As a new mother, you may feel tired, weak, or drained. This may be because your body needs to replenish the energy you’ve lost during childbirth. In this article, we will discuss all the nutrients you may need as a new mother and how their deficiency can affect your health.
What Are the Best Postnatal Nutrients?
Magnesium is a nutrient that new mothers need. It is a calming mineral. It is also easy to deplete because of stress, so it is not surprising that its deficiency is common. Lack of magnesium can lead to depression and other mood disorders. Foods rich in magnesium are avocado and spinach.
Glycine is an amino acid that is good for after-birth recovery. It enhances collagen production, which supports the healing of wounds and tearings. Glycine also makes the uterus return to its original size. Some foods rich in glycine are poultry with skin, gelatin, and bone broth.
Choline is great for brain function and development. It is a nutrient that is necessary during breastfeeding. Unfortunately, over 80% of breastfeeding moms don’t get it enough. Examples of choline-rich food are eggs (with the yolk), liver and other organ meats, salmon, and pork.
Zinc is mainly known for supporting the body’s immune function; it also helps to heal wounds. Studies have shown that a lack of zinc can lead to depression. Many breastfeeding moms don’t take enough zinc. Some foods that are rich in zinc are almonds, oysters, lentils, and red neat.
We need iodine for thyroid hormone production, which regulates our metabolisms. We need to consume more iodine during breastfeeding.
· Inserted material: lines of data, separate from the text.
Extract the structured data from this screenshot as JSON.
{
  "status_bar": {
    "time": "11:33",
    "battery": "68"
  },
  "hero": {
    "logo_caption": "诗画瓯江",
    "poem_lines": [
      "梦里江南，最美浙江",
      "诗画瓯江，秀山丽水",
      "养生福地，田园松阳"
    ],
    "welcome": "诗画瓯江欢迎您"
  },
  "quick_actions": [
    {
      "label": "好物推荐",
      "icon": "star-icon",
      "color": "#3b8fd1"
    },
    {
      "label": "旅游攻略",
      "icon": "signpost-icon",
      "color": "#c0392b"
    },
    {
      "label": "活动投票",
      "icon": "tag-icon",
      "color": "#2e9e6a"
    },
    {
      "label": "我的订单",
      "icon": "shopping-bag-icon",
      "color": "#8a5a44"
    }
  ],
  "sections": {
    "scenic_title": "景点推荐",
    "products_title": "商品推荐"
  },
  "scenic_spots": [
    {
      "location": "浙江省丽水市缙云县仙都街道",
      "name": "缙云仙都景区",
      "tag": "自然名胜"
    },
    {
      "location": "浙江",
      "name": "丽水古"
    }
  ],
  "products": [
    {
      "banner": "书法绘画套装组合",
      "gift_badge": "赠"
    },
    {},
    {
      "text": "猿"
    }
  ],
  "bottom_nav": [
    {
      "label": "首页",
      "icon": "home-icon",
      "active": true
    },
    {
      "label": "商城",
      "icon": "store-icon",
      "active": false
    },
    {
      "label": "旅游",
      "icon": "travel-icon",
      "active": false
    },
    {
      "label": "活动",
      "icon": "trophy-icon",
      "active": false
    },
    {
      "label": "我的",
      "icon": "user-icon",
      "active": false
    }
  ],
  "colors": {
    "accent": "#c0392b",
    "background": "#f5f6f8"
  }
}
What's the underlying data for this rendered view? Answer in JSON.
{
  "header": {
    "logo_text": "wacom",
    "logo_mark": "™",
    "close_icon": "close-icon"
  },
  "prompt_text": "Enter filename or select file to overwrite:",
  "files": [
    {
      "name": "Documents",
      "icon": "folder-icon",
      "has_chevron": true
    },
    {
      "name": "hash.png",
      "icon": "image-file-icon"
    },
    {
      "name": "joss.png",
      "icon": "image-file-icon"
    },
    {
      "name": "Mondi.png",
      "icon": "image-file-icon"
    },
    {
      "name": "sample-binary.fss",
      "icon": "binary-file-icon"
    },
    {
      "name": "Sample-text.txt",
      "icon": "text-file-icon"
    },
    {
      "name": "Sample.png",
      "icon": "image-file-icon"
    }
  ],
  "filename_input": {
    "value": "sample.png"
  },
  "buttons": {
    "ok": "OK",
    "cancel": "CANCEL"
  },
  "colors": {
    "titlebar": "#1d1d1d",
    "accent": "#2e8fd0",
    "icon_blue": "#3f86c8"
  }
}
Lactating mothers need fifty percent more iodine than women who are not pregnant; still, research reveals that breastfeeding moms don’t take enough of it. Examples of iodine-rich foods are dairy products, sea vegetables, and sea foods.
Vitamins A, C, and E
Vitamin A helps our bodies use iron better; vitamin C, on the other hand, supports immune function, fights against antioxidants, and supplies the body with copper. Vitamin E helps boost progesterone and balance estrogen; it is also an antioxidant. These vitamins are essential for a baby’s development and the general well-being of the mother. Foods rich in vitamin A are eggs and dairy foods. Foods rich in vitamin C: citrus fruits, shellfish, etc. Foods rich in vitamin E: salmon, avocado, peanuts, etc.